NEW: Three new studies confirm Dr. Zamboni's research

A forum to discuss Chronic Cerebrospinal Venous Insufficiency and its relationship to Multiple Sclerosis.

NEW: Three new studies confirm Dr. Zamboni's research

Postby cheerleader » Fri Oct 14, 2011 7:58 am

http://www.free-press-release.com/news- ... 97690.html

FOR IMMEDIATE RELEASE
(Free-Press-Release.com) October 14, 2011 -- During a session of the International Conference "Hemodyn 2011" held in Naples, Italy on October 13th in the presence of major vascular experts, are presented the preliminary results of three new studies that confirm the hypothesis of a possible correlation between Multiple Sclerosis (MS) and Chronic cerebrospinal venous insufficiency (CCSVI), discovered in 2008 by Dr. Paolo Zamboni, Director of Vascular Diseases Center, University of Ferrara.

Dr. Marcello Mancini (IBB, Institute of Biostructure and Bioimaging of the Italian National Research Council) presented the results of the study entitled "The Cerebral Circulation Time in the evaluation of neurological diseases" where, according to the author, compared with the healthy control group, MS patients showed a significant prolongation of CCT. These results suggest that a microvascular or venous outflow impairment could be associated with MS. The CEUS measurement of CCT may be useful tool to disclose cerebral microcirculatory dysfunction in MS patients.

Dr. Giuseppe Morelli Coppola (Pellegrini Hospital in Naples) presented the results of the study entitled "CCSVI and MS - preliminary results in 350 treated patients" where, according to the author, the preliminary results reveal a significant improvement in the quality of life, cognitive and fatigue, confirming the data published in 2009 by the group Zamboni-Galeotti-Salvi.

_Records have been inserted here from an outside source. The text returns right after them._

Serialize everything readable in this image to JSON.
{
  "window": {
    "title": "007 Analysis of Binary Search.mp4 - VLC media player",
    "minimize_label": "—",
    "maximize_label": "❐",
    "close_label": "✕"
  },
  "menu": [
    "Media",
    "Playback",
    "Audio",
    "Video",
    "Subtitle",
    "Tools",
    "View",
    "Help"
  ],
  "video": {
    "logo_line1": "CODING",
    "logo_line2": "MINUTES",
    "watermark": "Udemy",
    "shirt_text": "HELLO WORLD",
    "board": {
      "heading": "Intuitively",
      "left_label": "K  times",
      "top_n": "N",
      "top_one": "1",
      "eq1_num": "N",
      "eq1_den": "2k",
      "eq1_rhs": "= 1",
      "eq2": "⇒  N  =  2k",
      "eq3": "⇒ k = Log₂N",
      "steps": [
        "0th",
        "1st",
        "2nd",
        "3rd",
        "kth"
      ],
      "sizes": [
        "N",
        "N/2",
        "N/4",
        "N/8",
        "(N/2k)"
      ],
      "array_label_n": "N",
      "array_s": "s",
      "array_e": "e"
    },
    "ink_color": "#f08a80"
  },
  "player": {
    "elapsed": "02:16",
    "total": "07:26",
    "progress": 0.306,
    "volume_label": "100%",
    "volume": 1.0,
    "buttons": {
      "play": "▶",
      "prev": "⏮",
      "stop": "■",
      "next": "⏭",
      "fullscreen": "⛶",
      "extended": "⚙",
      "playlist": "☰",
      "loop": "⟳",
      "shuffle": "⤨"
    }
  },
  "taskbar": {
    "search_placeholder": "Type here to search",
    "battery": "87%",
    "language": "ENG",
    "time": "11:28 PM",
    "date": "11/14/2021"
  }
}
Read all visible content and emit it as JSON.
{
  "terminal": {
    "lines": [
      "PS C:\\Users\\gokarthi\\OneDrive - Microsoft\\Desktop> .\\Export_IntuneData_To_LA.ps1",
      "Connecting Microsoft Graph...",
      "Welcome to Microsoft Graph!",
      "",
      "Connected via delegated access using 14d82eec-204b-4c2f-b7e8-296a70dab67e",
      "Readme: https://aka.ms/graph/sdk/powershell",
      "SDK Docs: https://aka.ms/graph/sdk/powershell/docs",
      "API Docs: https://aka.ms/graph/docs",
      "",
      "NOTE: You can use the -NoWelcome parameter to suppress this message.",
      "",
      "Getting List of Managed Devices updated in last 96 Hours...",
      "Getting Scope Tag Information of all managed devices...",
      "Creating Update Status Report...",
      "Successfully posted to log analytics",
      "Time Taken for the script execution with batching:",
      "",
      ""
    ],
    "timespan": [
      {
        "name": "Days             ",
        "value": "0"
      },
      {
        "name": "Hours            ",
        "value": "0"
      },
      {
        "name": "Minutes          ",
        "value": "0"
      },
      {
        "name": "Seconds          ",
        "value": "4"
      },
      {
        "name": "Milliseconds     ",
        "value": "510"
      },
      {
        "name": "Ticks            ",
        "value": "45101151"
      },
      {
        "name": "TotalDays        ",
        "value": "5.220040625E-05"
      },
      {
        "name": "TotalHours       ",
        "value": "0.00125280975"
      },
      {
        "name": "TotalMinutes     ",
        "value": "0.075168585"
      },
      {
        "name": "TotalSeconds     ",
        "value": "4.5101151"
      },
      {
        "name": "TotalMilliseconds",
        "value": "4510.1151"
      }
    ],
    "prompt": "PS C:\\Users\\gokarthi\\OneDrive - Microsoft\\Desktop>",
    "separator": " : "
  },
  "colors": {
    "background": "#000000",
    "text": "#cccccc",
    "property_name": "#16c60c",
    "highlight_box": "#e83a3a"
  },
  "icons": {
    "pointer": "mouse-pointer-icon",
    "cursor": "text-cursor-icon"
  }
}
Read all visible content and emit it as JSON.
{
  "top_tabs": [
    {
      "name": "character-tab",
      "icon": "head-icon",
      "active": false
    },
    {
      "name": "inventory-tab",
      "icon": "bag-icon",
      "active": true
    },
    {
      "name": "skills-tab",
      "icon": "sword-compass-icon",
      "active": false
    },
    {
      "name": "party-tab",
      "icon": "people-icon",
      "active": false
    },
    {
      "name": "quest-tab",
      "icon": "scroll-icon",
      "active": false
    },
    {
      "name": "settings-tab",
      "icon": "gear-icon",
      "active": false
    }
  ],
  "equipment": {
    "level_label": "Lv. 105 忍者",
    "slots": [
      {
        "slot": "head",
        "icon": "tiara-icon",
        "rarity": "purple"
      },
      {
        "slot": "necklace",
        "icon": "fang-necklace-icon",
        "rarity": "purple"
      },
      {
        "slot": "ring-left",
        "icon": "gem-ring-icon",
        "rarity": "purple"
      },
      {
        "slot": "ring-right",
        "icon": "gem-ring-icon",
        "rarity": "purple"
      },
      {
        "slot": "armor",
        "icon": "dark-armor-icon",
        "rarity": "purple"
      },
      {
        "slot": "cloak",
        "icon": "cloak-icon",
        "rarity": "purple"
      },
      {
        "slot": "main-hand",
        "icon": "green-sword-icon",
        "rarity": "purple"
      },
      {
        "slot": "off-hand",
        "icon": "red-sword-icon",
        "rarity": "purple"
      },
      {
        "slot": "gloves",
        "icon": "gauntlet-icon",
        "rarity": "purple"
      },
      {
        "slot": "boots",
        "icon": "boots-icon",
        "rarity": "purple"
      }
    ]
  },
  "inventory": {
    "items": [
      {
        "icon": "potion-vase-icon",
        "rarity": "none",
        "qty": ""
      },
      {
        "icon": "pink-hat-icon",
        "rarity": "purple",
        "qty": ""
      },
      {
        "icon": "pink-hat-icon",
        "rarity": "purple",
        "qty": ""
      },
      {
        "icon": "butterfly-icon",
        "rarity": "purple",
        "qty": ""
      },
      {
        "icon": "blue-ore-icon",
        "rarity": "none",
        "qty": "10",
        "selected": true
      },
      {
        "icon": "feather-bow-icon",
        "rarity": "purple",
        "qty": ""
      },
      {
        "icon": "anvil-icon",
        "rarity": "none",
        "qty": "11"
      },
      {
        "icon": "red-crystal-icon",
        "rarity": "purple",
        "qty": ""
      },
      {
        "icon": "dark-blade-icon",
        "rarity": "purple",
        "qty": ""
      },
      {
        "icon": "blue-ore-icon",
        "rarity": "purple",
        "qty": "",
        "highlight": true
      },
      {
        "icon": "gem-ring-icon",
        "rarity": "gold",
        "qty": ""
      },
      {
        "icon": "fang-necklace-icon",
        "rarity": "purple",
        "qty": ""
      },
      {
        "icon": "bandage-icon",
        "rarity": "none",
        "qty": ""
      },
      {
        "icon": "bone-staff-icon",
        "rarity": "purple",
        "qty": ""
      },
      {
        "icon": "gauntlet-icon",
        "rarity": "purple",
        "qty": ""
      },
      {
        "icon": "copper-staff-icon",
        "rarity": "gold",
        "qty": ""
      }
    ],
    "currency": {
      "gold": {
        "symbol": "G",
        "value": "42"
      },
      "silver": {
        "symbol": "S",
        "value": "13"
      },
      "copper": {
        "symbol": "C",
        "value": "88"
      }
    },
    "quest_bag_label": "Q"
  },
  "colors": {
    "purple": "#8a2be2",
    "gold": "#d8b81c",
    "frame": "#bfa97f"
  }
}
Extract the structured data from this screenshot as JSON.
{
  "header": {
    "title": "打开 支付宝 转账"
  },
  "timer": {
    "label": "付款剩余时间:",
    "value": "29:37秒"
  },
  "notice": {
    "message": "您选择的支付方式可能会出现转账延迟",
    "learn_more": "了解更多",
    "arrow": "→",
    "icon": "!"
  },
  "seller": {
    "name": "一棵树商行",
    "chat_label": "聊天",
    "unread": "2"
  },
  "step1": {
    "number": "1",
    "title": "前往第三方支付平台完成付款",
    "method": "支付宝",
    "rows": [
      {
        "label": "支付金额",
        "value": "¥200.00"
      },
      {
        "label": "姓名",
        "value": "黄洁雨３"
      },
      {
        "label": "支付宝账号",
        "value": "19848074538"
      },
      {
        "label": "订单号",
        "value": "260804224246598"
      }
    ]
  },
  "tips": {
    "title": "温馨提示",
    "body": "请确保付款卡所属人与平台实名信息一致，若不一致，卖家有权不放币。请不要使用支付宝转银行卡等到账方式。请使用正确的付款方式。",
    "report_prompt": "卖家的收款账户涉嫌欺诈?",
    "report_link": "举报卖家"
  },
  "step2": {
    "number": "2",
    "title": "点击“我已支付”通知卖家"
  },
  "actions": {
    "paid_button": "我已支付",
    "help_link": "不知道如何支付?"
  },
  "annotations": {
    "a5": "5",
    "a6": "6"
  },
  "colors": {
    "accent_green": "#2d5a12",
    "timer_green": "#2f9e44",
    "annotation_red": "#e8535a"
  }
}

Dr. Renato Regine (Pozzuoli Hospital in Naples) has presented results of the study entitled "CCSVI, angioplastic treatment: our protocol and preliminary results" where, according to the authors, the follow up (1 e 3 months) demonstrated after the treatment a better performance of EDSS and of the Fatigue test in 20% and 23 % (EDSS) and in 65% and 76 % of the patients rispectly. After three months many patients (about 50%) demonstrated a US restenosis with loss of benefits.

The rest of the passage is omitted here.